Сегодня ночью думала о том, что самое страшное, это когда человек уже принадлежит не себе, а своему распаду».

«Поведение – это зеркало, в котором каждый показывает свое лицо». – Гете.

Если бы я часто смотрела в глаза Джоконде, я бы сошла с ума: она обо мне знает все, а я о ней ничего.

Ну и лица мне попадаются, не лица, а личное оскорбление!

В театр вхожу, как в мусоропровод: – фальшь, жестокость, лицемерие, ни одного честного слова, ни одного честного глаза! Карьеризм, подлость, алчные старухи!

О Юрии Александровиче Завадском:

«Я знала его всю жизнь. Со времени, когда он только-только начинал, жизнь нас свела, и все время мы прошли рядом. И я грущу, тоскую о нем, мне жаль, что он ушел раньше меня. Я чувствую свою вину перед ним: ведь я так часто подшучивала над ним…»

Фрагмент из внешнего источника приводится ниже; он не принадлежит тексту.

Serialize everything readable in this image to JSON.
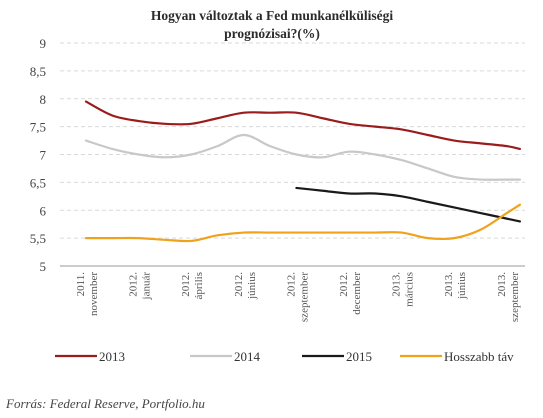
{
  "chart_data": {
    "type": "line",
    "title_line1": "Hogyan változtak a Fed munkanélküliségi",
    "title_line2": "prognózisai?(%)",
    "ylim": [
      5,
      9
    ],
    "yticks": [
      "9",
      "8,5",
      "8",
      "7,5",
      "7",
      "6,5",
      "6",
      "5,5",
      "5"
    ],
    "ytick_values": [
      9,
      8.5,
      8,
      7.5,
      7,
      6.5,
      6,
      5.5,
      5
    ],
    "grid": "horizontal dashed",
    "legend_position": "bottom",
    "x_labels": [
      [
        "2011.",
        "november"
      ],
      [
        "2012.",
        "január"
      ],
      [
        "2012.",
        "április"
      ],
      [
        "2012.",
        "június"
      ],
      [
        "2012.",
        "szeptember"
      ],
      [
        "2012.",
        "december"
      ],
      [
        "2013.",
        "március"
      ],
      [
        "2013.",
        "június"
      ],
      [
        "2013.",
        "szeptember"
      ]
    ],
    "series": [
      {
        "name": "2013",
        "color": "#9b1c1c",
        "points": [
          [
            0,
            7.95
          ],
          [
            0.5,
            7.7
          ],
          [
            1,
            7.6
          ],
          [
            1.5,
            7.55
          ],
          [
            2,
            7.55
          ],
          [
            2.5,
            7.65
          ],
          [
            3,
            7.75
          ],
          [
            3.5,
            7.75
          ],
          [
            4,
            7.75
          ],
          [
            4.5,
            7.65
          ],
          [
            5,
            7.55
          ],
          [
            5.5,
            7.5
          ],
          [
            6,
            7.45
          ],
          [
            6.5,
            7.35
          ],
          [
            7,
            7.25
          ],
          [
            7.5,
            7.2
          ],
          [
            8,
            7.15
          ],
          [
            8.25,
            7.1
          ]
        ]
      },
      {
        "name": "2014",
        "color": "#c8c8c8",
        "points": [
          [
            0,
            7.25
          ],
          [
            0.5,
            7.1
          ],
          [
            1,
            7.0
          ],
          [
            1.5,
            6.95
          ],
          [
            2,
            7.0
          ],
          [
            2.5,
            7.15
          ],
          [
            3,
            7.35
          ],
          [
            3.5,
            7.15
          ],
          [
            4,
            7.0
          ],
          [
            4.5,
            6.95
          ],
          [
            5,
            7.05
          ],
          [
            5.5,
            7.0
          ],
          [
            6,
            6.9
          ],
          [
            6.5,
            6.75
          ],
          [
            7,
            6.6
          ],
          [
            7.5,
            6.55
          ],
          [
            8,
            6.55
          ],
          [
            8.25,
            6.55
          ]
        ]
      },
      {
        "name": "2015",
        "color": "#1a1a1a",
        "points": [
          [
            4,
            6.4
          ],
          [
            4.5,
            6.35
          ],
          [
            5,
            6.3
          ],
          [
            5.5,
            6.3
          ],
          [
            6,
            6.25
          ],
          [
            6.5,
            6.15
          ],
          [
            7,
            6.05
          ],
          [
            7.5,
            5.95
          ],
          [
            8,
            5.85
          ],
          [
            8.25,
            5.8
          ]
        ]
      },
      {
        "name": "Hosszabb táv",
        "color": "#f0a21a",
        "points": [
          [
            0,
            5.5
          ],
          [
            0.5,
            5.5
          ],
          [
            1,
            5.5
          ],
          [
            1.5,
            5.47
          ],
          [
            2,
            5.45
          ],
          [
            2.5,
            5.55
          ],
          [
            3,
            5.6
          ],
          [
            3.5,
            5.6
          ],
          [
            4,
            5.6
          ],
          [
            4.5,
            5.6
          ],
          [
            5,
            5.6
          ],
          [
            5.5,
            5.6
          ],
          [
            6,
            5.6
          ],
          [
            6.5,
            5.5
          ],
          [
            7,
            5.5
          ],
          [
            7.5,
            5.65
          ],
          [
            8,
            5.95
          ],
          [
            8.25,
            6.1
          ]
        ]
      }
    ]
  },
  "source": "Forrás: Federal Reserve, Portfolio.hu"
}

«Паспорт человека – это его несчастье, ибо человеку всегда должно быть восемнадцать лет, а паспорт лишь напоминает, что ты не можешь жить, как восемнадцатилетний человек!»

«Страшный радикулит. Старожилы не помнят, чтобы у человека так болела жопа».

«Старость – это просто свинство. Я считаю, что это невежество бога, когда он позволяет доживать до старости. Господи, уже все ушли, а я все живу. Бирман – и та умерла, а уж от нее я этого никак не ожидала. Страшно, когда тебе внутри восемнадцать, когда восхищаешься прекрасной музыкой, стихами, живописью, а тебе уже пора, ты ничего не успела, а только начинаешь жить!»

«Чем я занимаюсь? Симулирую здоровье!»

«Ново только то, что талантливо, что талантливо, то ново». – Чехов.

Чехов писал, что Стасов опьянялся от помоев, и критики теперь на гнусные спектакли и книги пишут восторженные похвалы; только Стасов искренне пьянел, а эти хитрят, подличают, врут.

«Критикессы – амазонки в климаксе».

«Вообще я не умею и не люблю давать интервью. У меня всегда ощущение, что корреспонденты задают мне вопросы такого типа: скажите, товарищ Раневская, сколько будет дважды два? И хочется ответить: будет пять. Я же Раневская, и корреспонденты, я думаю, ждут от меня какой-нибудь хохмы».

«Я убила в себе червя тщеславия в одно мгновение, когда подумала, что у меня не будет ни славы Чаплина, ни славы Шаляпина, раз у меня нет их гения, и тут же успокоилась. Но когда ругнут – чуть ли не плачу, а похвалят – рада, но не больше, чем вкусному пирожному, не больше».

«Когда слышу о том, что люди бросают страну, где родились, всегда думаю: как это можно, когда здесь родился Толстой, Пушкин, Гоголь, Лермонтов, Достоевский, Чехов, когда здесь жили писатели, поэты как Тютчев, Блок и те другие, каких нет нигде. Когда здесь свои березы, свои тополя, свое небо. Как это можно бросить? 79 г.».

«Жизнь моя…

Прожила около, все не удавалось.

Как рыжий у ковра».

Фаина Георгиевна была для меня в детстве добрым волшебником, открывающим любые двери.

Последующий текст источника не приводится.